Io vorrei fottermene della voltura dell’acqua, delle briciole sul tavolo, delle dimenticanze, dei limiti altrui; vorrei che il mio cuore non battesse più forte, che la mia pressione non balzasse fin sulle guance a colorarle di porpora e invece vorrei dare un calcio alla porta e buttarla giù. Non ingoiare, aspettare, respirare e metter via. Io avrei la rabbia di tratto? Ma porca miseria no, ed è un gran peccato. Purtroppo ho l’ansia di tratto e non posso farci un cazzo. Se non mettermi in borsa l’entact pur’io quando sarà.

Io vado in loop, una, due, tre ore.

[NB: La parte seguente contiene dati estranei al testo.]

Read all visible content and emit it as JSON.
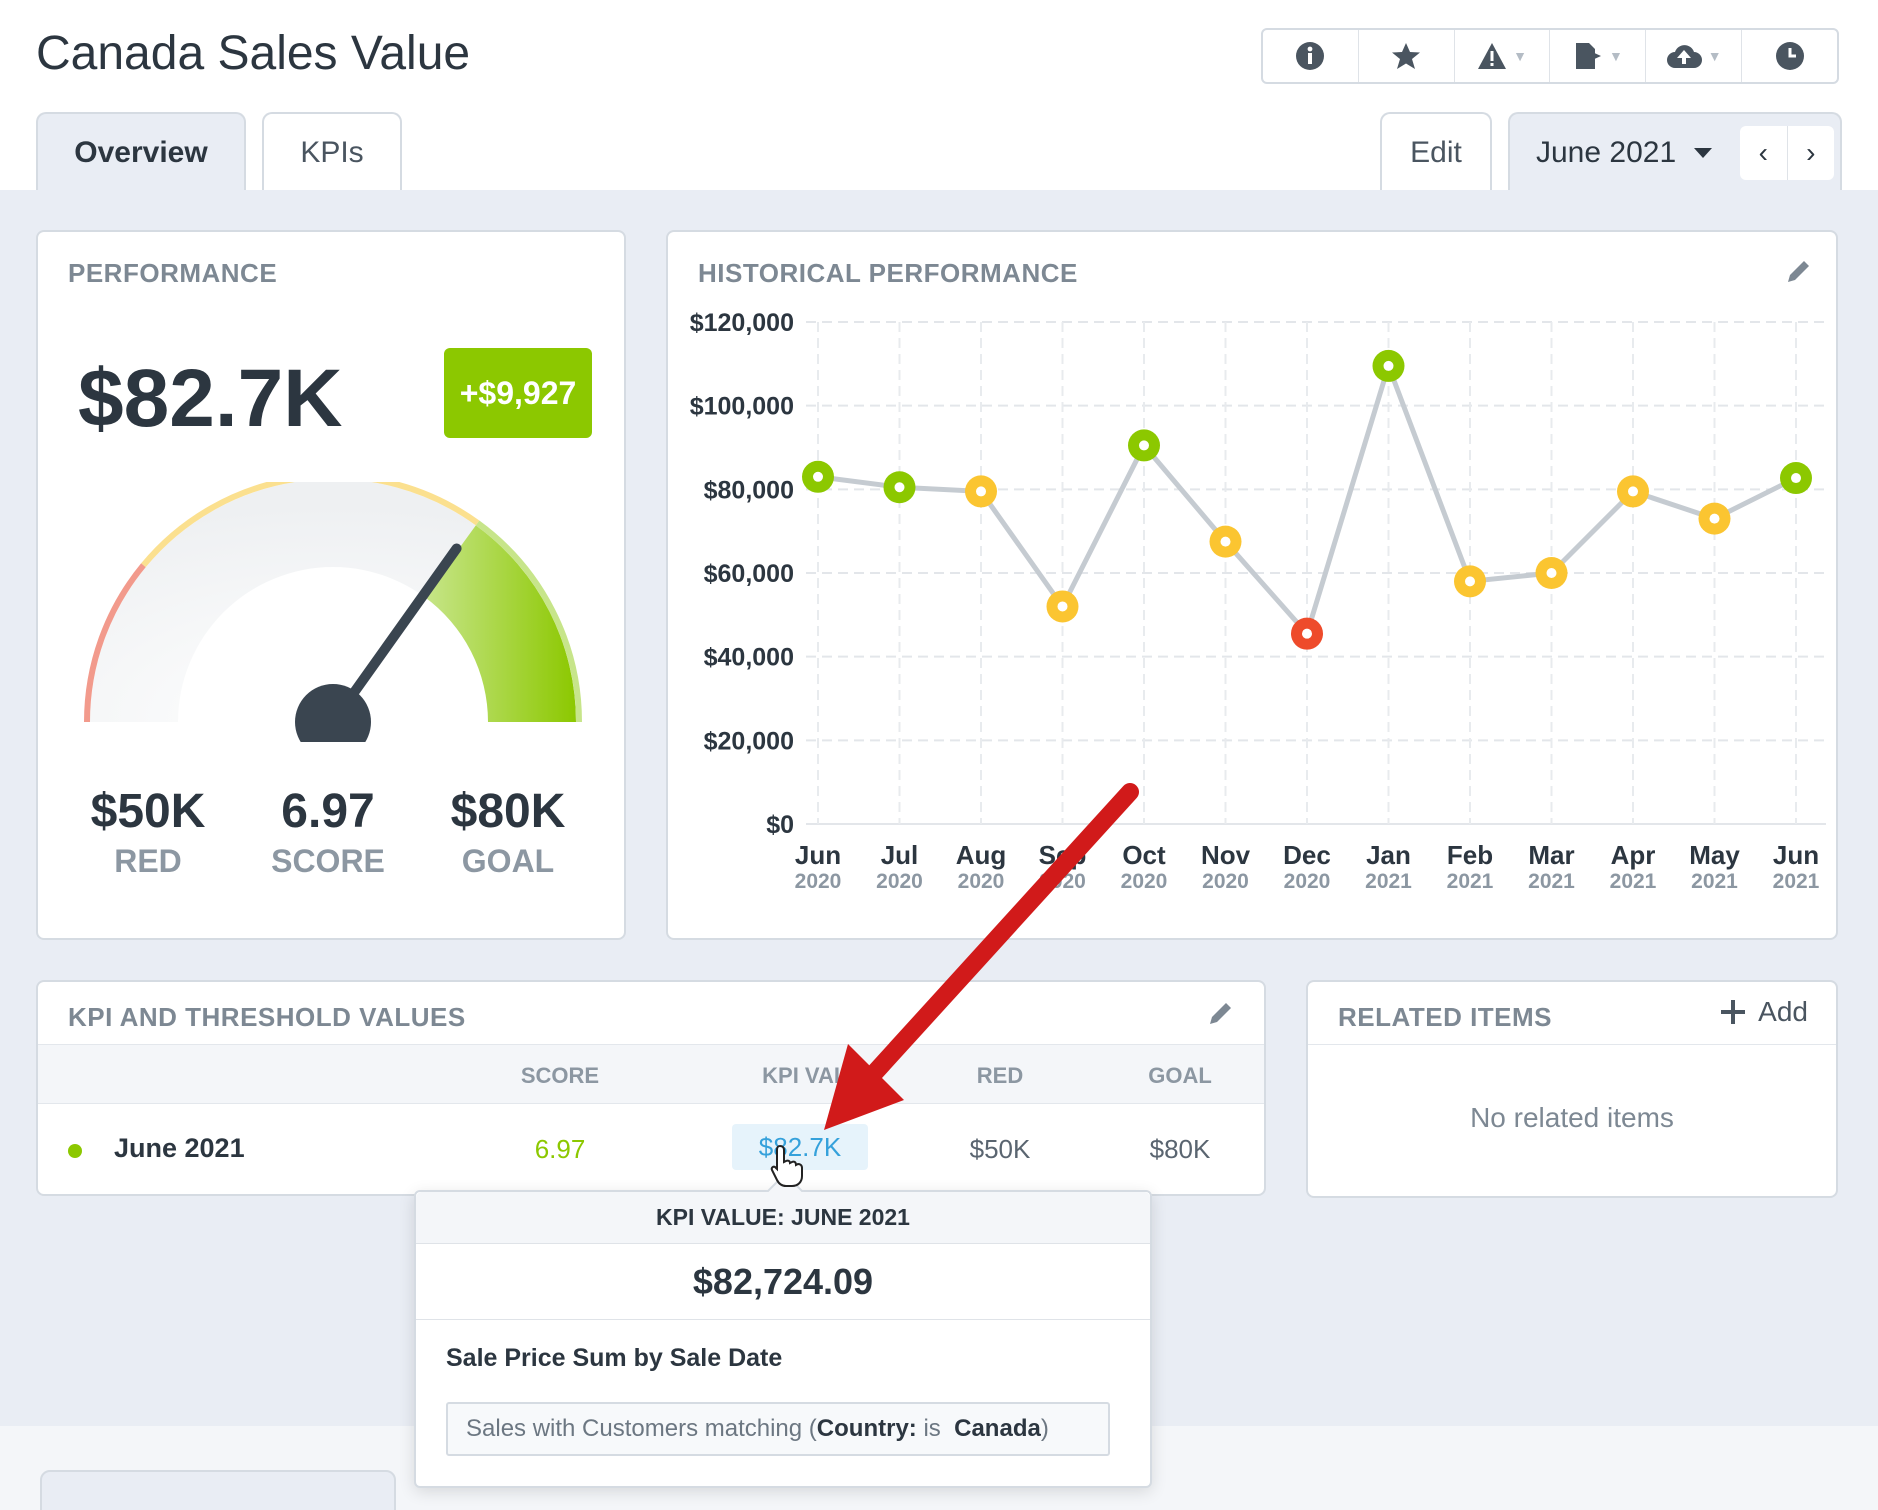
{
  "header": {
    "title": "Canada Sales Value",
    "tabs": [
      {
        "label": "Overview",
        "active": true
      },
      {
        "label": "KPIs",
        "active": false
      }
    ],
    "edit_label": "Edit",
    "period": "June 2021",
    "toolbar_icons": [
      "info-icon",
      "star-icon",
      "alert-icon",
      "export-icon",
      "cloud-icon",
      "clock-icon"
    ]
  },
  "performance": {
    "title": "PERFORMANCE",
    "value": "$82.7K",
    "delta": "+$9,927",
    "gauge": {
      "red_value": "$50K",
      "red_label": "RED",
      "score_value": "6.97",
      "score_label": "SCORE",
      "goal_value": "$80K",
      "goal_label": "GOAL",
      "score": 6.97,
      "score_max": 10
    }
  },
  "history": {
    "title": "HISTORICAL PERFORMANCE"
  },
  "chart_data": {
    "type": "line",
    "categories": [
      "Jun 2020",
      "Jul 2020",
      "Aug 2020",
      "Sep 2020",
      "Oct 2020",
      "Nov 2020",
      "Dec 2020",
      "Jan 2021",
      "Feb 2021",
      "Mar 2021",
      "Apr 2021",
      "May 2021",
      "Jun 2021"
    ],
    "x_month": [
      "Jun",
      "Jul",
      "Aug",
      "Sep",
      "Oct",
      "Nov",
      "Dec",
      "Jan",
      "Feb",
      "Mar",
      "Apr",
      "May",
      "Jun"
    ],
    "x_year": [
      "2020",
      "2020",
      "2020",
      "2020",
      "2020",
      "2020",
      "2020",
      "2021",
      "2021",
      "2021",
      "2021",
      "2021",
      "2021"
    ],
    "values": [
      83000,
      80500,
      79500,
      52000,
      90500,
      67500,
      45500,
      109500,
      58000,
      60000,
      79500,
      73000,
      82700
    ],
    "point_status": [
      "green",
      "green",
      "yellow",
      "yellow",
      "green",
      "yellow",
      "red",
      "green",
      "yellow",
      "yellow",
      "yellow",
      "yellow",
      "green"
    ],
    "ylim": [
      0,
      120000
    ],
    "yticks": [
      0,
      20000,
      40000,
      60000,
      80000,
      100000,
      120000
    ],
    "ytick_labels": [
      "$0",
      "$20,000",
      "$40,000",
      "$60,000",
      "$80,000",
      "$100,000",
      "$120,000"
    ],
    "grid": true,
    "colors": {
      "green": "#8cc800",
      "yellow": "#fbc531",
      "red": "#ee4b2b",
      "line": "#c5cbd1"
    }
  },
  "kpi_table": {
    "title": "KPI AND THRESHOLD VALUES",
    "headers": {
      "score": "SCORE",
      "kpi_value": "KPI VALUE",
      "red": "RED",
      "goal": "GOAL"
    },
    "row": {
      "label": "June 2021",
      "score": "6.97",
      "kpi_value": "$82.7K",
      "red": "$50K",
      "goal": "$80K"
    }
  },
  "related": {
    "title": "RELATED ITEMS",
    "add_label": "Add",
    "empty_text": "No related items"
  },
  "popover": {
    "title": "KPI VALUE: JUNE 2021",
    "value": "$82,724.09",
    "description": "Sale Price Sum by Sale Date",
    "filter_prefix": "Sales with Customers matching (",
    "filter_field": "Country:",
    "filter_op": " is ",
    "filter_value": "Canada",
    "filter_suffix": ")"
  }
}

Sullo stesso maledetto motivo.

E allora mi viene in mente la scena della dottoressa con il paziente schizofrenico tipo, costretta a spiegare tutte le sante volte il fragile equilibrio di quella linea sottile sul grafico tracciato a mano: sopra c’è la salute, sotto c’è la malattia. E la linea che fa su e giù, su e giù, anche se lei tenta con tutte le forze di rimetterla in plateau.

Ma sarà poi vero che io ho superato la gran prova? Mi chiedo ossessivamente questo.